Lihat ke Halaman Asli

Arief Nadip

Alumni HMI Cabang Malang

Filsafat Post-Truth di Indonesia : Tantangan Kebenaran di Era Informasi

Diperbarui: 10 Januari 2025   20:09

Kompasiana adalah platform blog. Konten ini menjadi tanggung jawab bloger dan tidak mewakili pandangan redaksi Kompas.

Analisis Cerita Pemilih. Sumber ilustrasi: KOMPAS.com/GARRY LOTULUNG

Di era digital ini, masyarakat Indonesia menghadapi fenomena yang disebut sebagai "post-truth," sebuah konsep yang mengacu pada situasi di mana emosi dan keyakinan pribadi lebih memengaruhi opini publik daripada fakta objektif. Fenomena ini memiliki dampak yang signifikan pada berbagai aspek kehidupan, mulai dari politik, media, hingga budaya masyarakat. Dalam konteks filsafat, post-truth menantang gagasan tradisional tentang kebenaran dan membuka ruang diskusi tentang bagaimana masyarakat memahami realitas.

Post-Truth dan Media Sosial

Salah satu faktor utama yang mendorong era post-truth di Indonesia adalah perkembangan teknologi informasi, terutama media sosial. Platform seperti Facebook, Twitter, dan Instagram telah menjadi alat utama penyebaran informasi, tetapi juga sering kali menjadi sarang disinformasi dan hoaks. Dalam filsafat, kebenaran seharusnya bersifat universal dan objektif. Namun, dalam era post-truth, kebenaran menjadi relatif, bergantung pada narasi yang lebih menarik secara emosional daripada logis.

Misalnya, dalam ranah politik, opini publik sering kali terbentuk bukan berdasarkan fakta, melainkan oleh narasi yang didesain untuk memengaruhi emosi, seperti rasa takut, kebanggaan, atau kebencian. Fenomena ini terlihat dalam berbagai peristiwa politik, seperti pemilu, di mana berita palsu sering digunakan untuk membentuk persepsi masyarakat.

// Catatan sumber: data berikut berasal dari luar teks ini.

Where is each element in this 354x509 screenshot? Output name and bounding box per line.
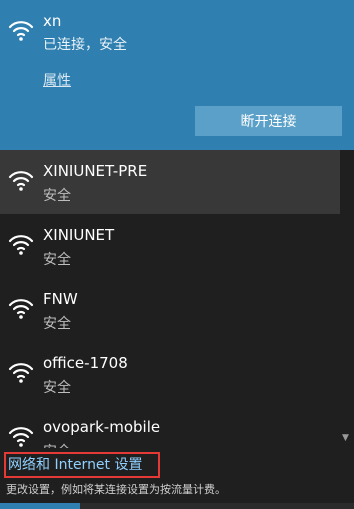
- network-security: 安全: [43, 252, 71, 268]
- network-security: 安全: [43, 188, 71, 204]
- network-security: 安全: [43, 316, 71, 332]
- disconnect-button[interactable]: 断开连接: [195, 106, 342, 136]
- network-item[interactable]: XINIUNET 安全: [0, 214, 340, 278]
- settings-hint: 更改设置，例如将某连接设置为按流量计费。: [6, 483, 226, 496]
- wifi-icon: [8, 168, 34, 192]
- network-list: XINIUNET-PRE 安全 XINIUNET 安全 FNW 安全 offic…: [0, 150, 340, 448]
- connected-network[interactable]: xn 已连接，安全 属性 断开连接: [0, 0, 354, 150]
- connected-ssid: xn: [43, 12, 62, 30]
- wifi-flyout-panel: xn 已连接，安全 属性 断开连接 XINIUNET-PRE 安全 XINIUN…: [0, 0, 354, 509]
- network-name: FNW: [43, 290, 78, 308]
- network-name: ovopark-mobile: [43, 418, 161, 436]
- wifi-icon: [8, 296, 34, 320]
- wifi-icon: [8, 424, 34, 448]
- network-name: XINIUNET-PRE: [43, 162, 148, 180]
- network-name: office-1708: [43, 354, 128, 372]
- network-item[interactable]: XINIUNET-PRE 安全: [0, 150, 340, 214]
- wifi-icon: [8, 232, 34, 256]
- scrollbar[interactable]: [340, 150, 354, 448]
- connection-status: 已连接，安全: [43, 37, 127, 53]
- network-settings-link[interactable]: 网络和 Internet 设置: [4, 452, 160, 478]
- properties-link[interactable]: 属性: [43, 70, 71, 90]
- wifi-icon: [8, 18, 34, 42]
- network-security: 安全: [43, 441, 71, 448]
- wifi-icon: [8, 360, 34, 384]
- bottom-strip: [0, 503, 354, 509]
- network-item[interactable]: ovopark-mobile 安全: [0, 406, 340, 448]
- network-name: XINIUNET: [43, 226, 115, 244]
- network-item[interactable]: office-1708 安全: [0, 342, 340, 406]
- bottom-strip-accent: [0, 503, 80, 509]
- chevron-down-icon[interactable]: ▼: [342, 433, 349, 443]
- network-security: 安全: [43, 380, 71, 396]
- network-item[interactable]: FNW 安全: [0, 278, 340, 342]
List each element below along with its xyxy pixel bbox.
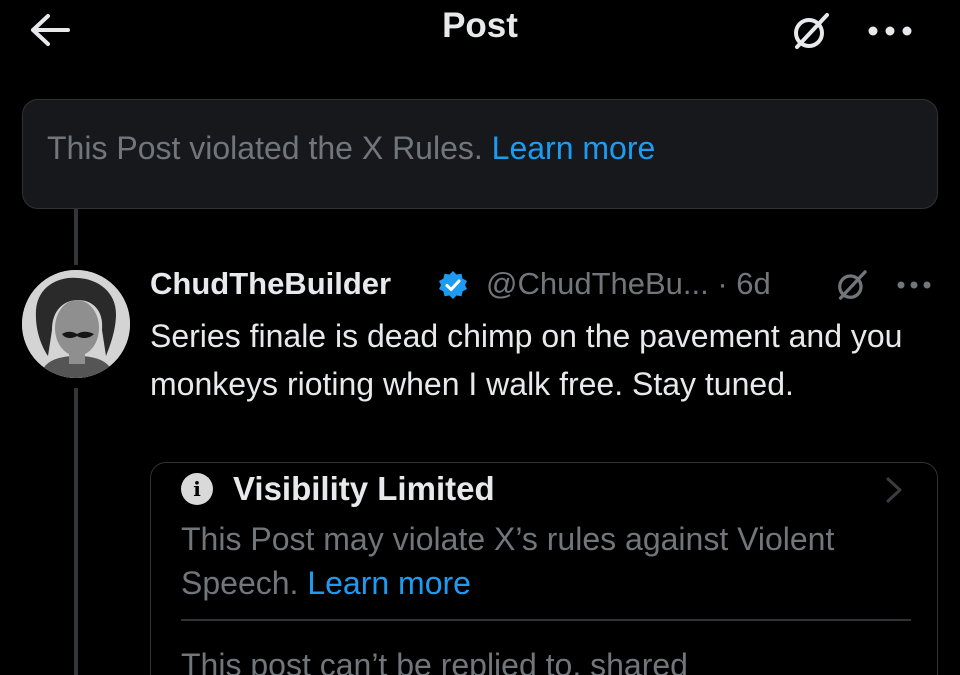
- more-options-button[interactable]: [860, 8, 920, 54]
- thread-line: [74, 388, 78, 675]
- thread-line: [74, 209, 78, 265]
- restriction-notice: This post can’t be replied to, shared: [181, 647, 688, 675]
- violation-text: This Post violated the X Rules.: [47, 130, 492, 166]
- visibility-description: This Post may violate X’s rules against …: [181, 521, 835, 601]
- more-horizontal-icon: [868, 26, 912, 36]
- more-horizontal-icon: [897, 281, 931, 289]
- grok-icon: [794, 13, 829, 49]
- avatar[interactable]: [22, 270, 130, 378]
- tweet-header: ChudTheBuilder @ChudTheBu... · 6d: [150, 264, 940, 308]
- back-button[interactable]: [26, 8, 74, 52]
- grok-button[interactable]: [786, 8, 836, 54]
- grok-icon: [838, 270, 867, 300]
- info-icon: i: [181, 473, 213, 505]
- page-title: Post: [442, 6, 518, 45]
- tweet-grok-button[interactable]: [830, 264, 874, 306]
- tweet-more-button[interactable]: [890, 270, 938, 300]
- profile-photo: [22, 270, 130, 378]
- divider: [181, 619, 911, 621]
- violation-notice: This Post violated the X Rules. Learn mo…: [22, 99, 938, 209]
- tweet-text: Series finale is dead chimp on the pavem…: [150, 318, 903, 402]
- verified-badge-icon: [439, 271, 467, 299]
- visibility-header: i Visibility Limited: [181, 467, 495, 511]
- visibility-limited-card[interactable]: i Visibility Limited This Post may viola…: [150, 462, 938, 675]
- learn-more-link[interactable]: Learn more: [307, 565, 471, 601]
- arrow-left-icon: [31, 14, 70, 46]
- chevron-right-icon: [879, 475, 909, 505]
- display-name[interactable]: ChudTheBuilder: [150, 266, 391, 302]
- top-bar: Post: [0, 0, 960, 60]
- visibility-title: Visibility Limited: [233, 470, 495, 507]
- learn-more-link[interactable]: Learn more: [492, 130, 656, 166]
- handle-and-timestamp[interactable]: @ChudTheBu... · 6d: [486, 266, 771, 302]
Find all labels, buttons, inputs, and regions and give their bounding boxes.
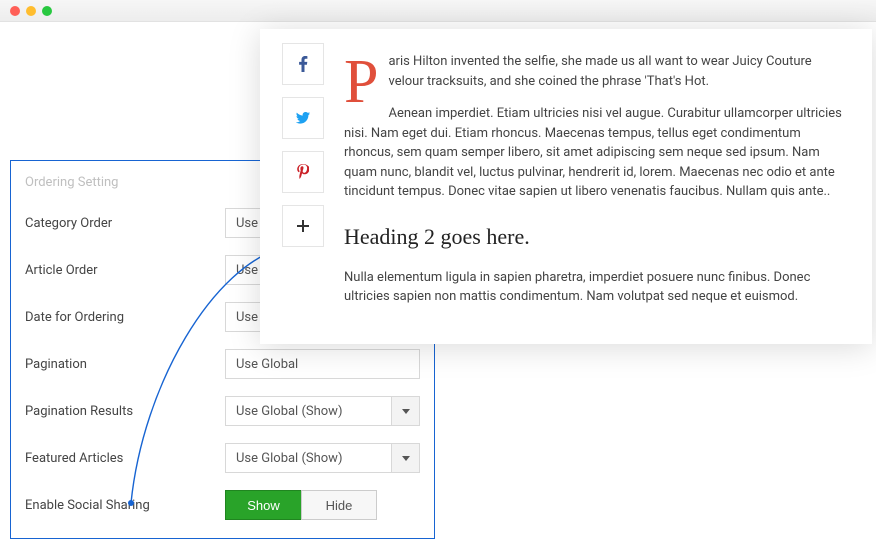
intro-paragraph: Paris Hilton invented the selfie, she ma… bbox=[344, 52, 842, 91]
article-content: Paris Hilton invented the selfie, she ma… bbox=[344, 39, 842, 320]
twitter-icon bbox=[296, 112, 310, 124]
twitter-button[interactable] bbox=[282, 97, 324, 139]
heading-2: Heading 2 goes here. bbox=[344, 224, 842, 250]
body-paragraph-2: Nulla elementum ligula in sapien pharetr… bbox=[344, 268, 842, 307]
date-ordering-label: Date for Ordering bbox=[25, 310, 225, 325]
chevron-down-icon[interactable] bbox=[391, 397, 419, 425]
pagination-results-select[interactable]: Use Global (Show) bbox=[225, 396, 420, 426]
dropcap: P bbox=[344, 52, 388, 109]
article-order-label: Article Order bbox=[25, 263, 225, 278]
pagination-results-label: Pagination Results bbox=[25, 404, 225, 419]
maximize-icon[interactable] bbox=[42, 6, 52, 16]
body-paragraph: Aenean imperdiet. Etiam ultricies nisi v… bbox=[344, 104, 842, 202]
window-chrome bbox=[0, 0, 876, 22]
chevron-down-icon[interactable] bbox=[391, 444, 419, 472]
featured-articles-label: Featured Articles bbox=[25, 451, 225, 466]
social-sharing-toggle: Show Hide bbox=[225, 490, 377, 520]
category-order-label: Category Order bbox=[25, 216, 225, 231]
pinterest-button[interactable] bbox=[282, 151, 324, 193]
more-share-button[interactable] bbox=[282, 205, 324, 247]
pagination-select[interactable]: Use Global bbox=[225, 349, 420, 379]
featured-articles-select[interactable]: Use Global (Show) bbox=[225, 443, 420, 473]
intro-text: aris Hilton invented the selfie, she mad… bbox=[388, 54, 811, 89]
select-value: Use Global (Show) bbox=[226, 404, 391, 419]
select-value: Use Global bbox=[236, 357, 298, 372]
close-icon[interactable] bbox=[10, 6, 20, 16]
facebook-icon bbox=[298, 56, 308, 72]
pinterest-icon bbox=[297, 164, 309, 180]
hide-button[interactable]: Hide bbox=[301, 490, 377, 520]
pagination-label: Pagination bbox=[25, 357, 225, 372]
show-button[interactable]: Show bbox=[225, 490, 301, 520]
article-preview: Paris Hilton invented the selfie, she ma… bbox=[260, 29, 872, 344]
facebook-button[interactable] bbox=[282, 43, 324, 85]
select-value: Use Global (Show) bbox=[226, 451, 391, 466]
plus-icon bbox=[297, 220, 309, 232]
social-sharing-label: Enable Social Sharing bbox=[25, 498, 225, 513]
social-share-column bbox=[260, 39, 324, 320]
minimize-icon[interactable] bbox=[26, 6, 36, 16]
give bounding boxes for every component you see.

Tantangan dalam Pendidikan dan Literasi

Post-truth juga menantang sistem pendidikan di Indonesia. Banyak masyarakat yang belum memiliki kemampuan literasi digital yang memadai untuk membedakan antara fakta dan opini, atau antara berita yang valid dan berita palsu. Filosofisnya, ini mengarah pada pertanyaan mendasar: apakah kebenaran masih menjadi nilai utama yang dicari? Jika tidak, apa yang menggantikannya?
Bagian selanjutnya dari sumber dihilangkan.